The Troubles has been a source of inspiration for directors from Paul Greengrass to Steve McQueen to Dublin’s own Jim Sheridan, and now Santry man Luke Hanlon is the latest director to tell a story amid the backdrop.
The Troubles: A Dublin Story tells the story of two working-class brothers from Dublin’s Northside who are drawn into The Troubles following the death of Bobby Sands in 1981.
We posed the question to Hanlon as to why he wanted to tackle such well-established material, and he said he wanted to tell the story from his own lens; that of a working-class Dubliner.
“I grew up a little council estate in Santry; you go over that wall, it’s Coolock, you go over that wall, it’s Ballymun, and we all kind of mixed. I drank in Finglas, I trained and boxed in Ballymun, and it was like all these communities are mixed together.”
Hanlon said he was inspired by his upbringing in making the film, which he wrote and directed.
“There were a lot of people who were republicans in the area where I grew up. They were in the pub, neighbours, people you’d know personally.”
“They looked nothing like what I would see on the TV or in the movies of what republicans were like. These people weren’t villainised or lionised; they were just ordinary people. I wanted to tell that specific story.”
Hanlon said he didn’t want to show “the villain, the hero, the rebel, the patriot,” he wanted to show, in his words, “the boring ordinary man, the footsoldier.”
There is a real sense of verisimilitude with the film; despite the film having a budget of around €15,000 it is true to life in terms of the vehicles used, the clothes worn and the production design.
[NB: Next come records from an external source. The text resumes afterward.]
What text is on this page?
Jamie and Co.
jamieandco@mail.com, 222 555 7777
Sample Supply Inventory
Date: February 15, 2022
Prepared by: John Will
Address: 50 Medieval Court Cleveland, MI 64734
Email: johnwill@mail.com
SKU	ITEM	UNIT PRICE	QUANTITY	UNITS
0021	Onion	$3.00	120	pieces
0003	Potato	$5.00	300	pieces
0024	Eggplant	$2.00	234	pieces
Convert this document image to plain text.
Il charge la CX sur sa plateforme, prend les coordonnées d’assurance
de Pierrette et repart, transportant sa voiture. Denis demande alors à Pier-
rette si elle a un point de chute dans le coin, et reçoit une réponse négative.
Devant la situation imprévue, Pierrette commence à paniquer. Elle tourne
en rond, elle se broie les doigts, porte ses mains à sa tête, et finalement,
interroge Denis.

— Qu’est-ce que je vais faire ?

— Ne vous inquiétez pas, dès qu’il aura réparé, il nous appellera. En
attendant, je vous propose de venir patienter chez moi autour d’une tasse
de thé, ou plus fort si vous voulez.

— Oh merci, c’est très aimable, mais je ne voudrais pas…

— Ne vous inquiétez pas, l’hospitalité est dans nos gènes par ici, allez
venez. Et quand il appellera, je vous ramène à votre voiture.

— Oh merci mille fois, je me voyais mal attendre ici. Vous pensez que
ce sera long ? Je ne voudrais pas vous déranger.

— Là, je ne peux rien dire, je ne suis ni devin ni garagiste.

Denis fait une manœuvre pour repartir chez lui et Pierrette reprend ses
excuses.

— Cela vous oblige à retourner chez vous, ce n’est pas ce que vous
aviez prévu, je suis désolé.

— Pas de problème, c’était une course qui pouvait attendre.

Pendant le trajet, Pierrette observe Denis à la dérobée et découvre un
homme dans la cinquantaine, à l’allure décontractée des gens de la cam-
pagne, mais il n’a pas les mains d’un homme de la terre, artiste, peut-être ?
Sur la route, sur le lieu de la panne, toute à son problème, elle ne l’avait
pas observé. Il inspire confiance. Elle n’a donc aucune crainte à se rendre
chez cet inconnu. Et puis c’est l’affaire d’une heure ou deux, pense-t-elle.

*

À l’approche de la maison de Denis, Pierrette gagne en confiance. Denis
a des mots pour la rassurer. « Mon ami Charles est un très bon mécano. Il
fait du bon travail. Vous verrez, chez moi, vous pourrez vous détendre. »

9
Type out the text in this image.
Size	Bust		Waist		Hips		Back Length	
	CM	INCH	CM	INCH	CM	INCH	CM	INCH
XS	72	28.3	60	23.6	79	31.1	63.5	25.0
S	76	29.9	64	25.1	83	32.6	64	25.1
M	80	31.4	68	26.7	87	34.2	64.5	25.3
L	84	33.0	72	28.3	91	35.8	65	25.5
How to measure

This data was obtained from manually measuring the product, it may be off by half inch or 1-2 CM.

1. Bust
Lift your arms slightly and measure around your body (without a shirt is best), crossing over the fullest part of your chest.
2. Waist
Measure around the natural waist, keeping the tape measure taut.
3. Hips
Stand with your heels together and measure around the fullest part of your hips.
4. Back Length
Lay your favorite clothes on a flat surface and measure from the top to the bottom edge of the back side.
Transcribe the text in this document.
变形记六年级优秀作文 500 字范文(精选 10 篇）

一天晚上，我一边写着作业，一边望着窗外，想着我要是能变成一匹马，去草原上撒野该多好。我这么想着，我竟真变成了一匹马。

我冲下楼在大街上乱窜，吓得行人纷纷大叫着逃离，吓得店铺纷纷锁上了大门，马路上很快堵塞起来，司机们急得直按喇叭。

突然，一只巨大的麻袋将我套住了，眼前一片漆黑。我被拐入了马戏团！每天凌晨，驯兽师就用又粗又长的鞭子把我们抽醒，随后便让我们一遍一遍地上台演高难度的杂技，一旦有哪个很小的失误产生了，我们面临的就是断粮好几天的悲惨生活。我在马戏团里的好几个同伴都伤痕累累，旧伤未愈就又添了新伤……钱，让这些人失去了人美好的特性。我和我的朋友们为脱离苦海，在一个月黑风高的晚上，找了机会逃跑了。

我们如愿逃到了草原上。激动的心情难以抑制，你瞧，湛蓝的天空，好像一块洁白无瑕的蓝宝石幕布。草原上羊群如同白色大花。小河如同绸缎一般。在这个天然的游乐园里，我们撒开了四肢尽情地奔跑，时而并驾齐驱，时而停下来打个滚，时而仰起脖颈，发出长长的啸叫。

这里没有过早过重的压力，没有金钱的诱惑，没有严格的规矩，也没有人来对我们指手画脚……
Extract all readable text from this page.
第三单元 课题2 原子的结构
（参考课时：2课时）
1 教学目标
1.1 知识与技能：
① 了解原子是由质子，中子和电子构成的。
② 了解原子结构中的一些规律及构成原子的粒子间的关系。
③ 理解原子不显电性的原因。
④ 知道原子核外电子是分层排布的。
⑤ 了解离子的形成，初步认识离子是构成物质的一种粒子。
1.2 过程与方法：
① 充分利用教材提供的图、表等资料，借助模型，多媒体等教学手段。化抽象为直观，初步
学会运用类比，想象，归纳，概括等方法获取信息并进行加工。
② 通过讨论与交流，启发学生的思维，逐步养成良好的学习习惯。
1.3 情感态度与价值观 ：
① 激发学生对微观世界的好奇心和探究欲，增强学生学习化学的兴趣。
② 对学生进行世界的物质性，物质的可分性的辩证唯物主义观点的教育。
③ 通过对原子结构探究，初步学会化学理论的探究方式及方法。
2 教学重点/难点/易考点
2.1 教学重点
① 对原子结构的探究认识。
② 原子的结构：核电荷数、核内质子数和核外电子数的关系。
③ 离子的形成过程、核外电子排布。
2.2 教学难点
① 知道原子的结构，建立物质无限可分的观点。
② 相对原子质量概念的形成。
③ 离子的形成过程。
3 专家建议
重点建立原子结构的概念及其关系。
He said “when you have no money, it frees you up to think outside the box. For example, my girlfriend is a production designer and we said one day ‘we need a house, how do we find it’?”
Hanlon looked on daft.ie to find the cheapest house possible and said that it was a valuable resource for any budding filmmakers.
“I’d look for the lowest energy rating that shows the house hasn’t been done up in so long, we’d go to the guy who owns it and pay then €50 a week for the house. We’d move into the house, do it up, and shoot there.”
The film uses vehicles from the era, and Hanlon relied on connections and a bit of luck and goodwill to secure the goods.
“I’d reach out to people, you’d tell them you have no money, but 90% of people want to be part of a movie. It’s a very lovely country we live in. There are strangers that are like ‘yeah, we’ll help you out.”
Hanlon recalls needing a tank for a scene in the film that depicts a checkpoint crossing, and he said his source was able to secure a tank from Cork.
He said his source turned out to be a former member of the military who wanted to help out in the production.
“One of them was a commander and he said ‘this is how you do a checkpoint; the policeman goes here, the soldier goes here’ and they loved being able to take part in it.”
Hanlon said he knew what he wanted to depict on screen, and it was a matter of “hard graft” to get the film over the line.
Considering the subject matter of the material, Hanlon was asked if he was a political filmmaker.
Italian filmmaker Gillo Pontecorvo’s 1966 film The Battle Of Algiers was cited as an inspiration by the Provisional Irish Republican Army, as well as the Black Panthers and the Baader-Meinhof group.
The film, cited as a favourite by Paul Greengrass of the Bourne franchise and director of the 2002 drama Bloody Sunday, looms large over any film that looks to depict urban warfare.
When asked if he considers himself a political filmmaker in the style of Pontecorvo or Loach, Hanlon replied “I don’t want to tell the audience how to think.”
“A great film presents a situation, stands back, and lets the audience decide. The best feeling is when two people are walking out of your film arguing.”
“I think it is a statement in itself in 2024 to not say anything. Anyone can talk about politics these days; I have a platform so if I can make them happy in all this misery then that’s what’s important.”
Hanlon said that while the likes of the Good Friday Agreement and the Michael Collins period of Irish history has been depicted, he wanted to depict the working-class Northsider perspective of The Troubles.
“The IRA has been done to death, I’m aware of that, I kept to the core of a Dublin story. I put it in the title.”
“From my point of view, The Troubles was UTV and seeing people dying every day, then I see someone in the local pub that’s in the IRA and you think ‘he’s never been to the North’; it was two different worlds.”
The Troubles: A Dublin Story is on DVD and Digital now.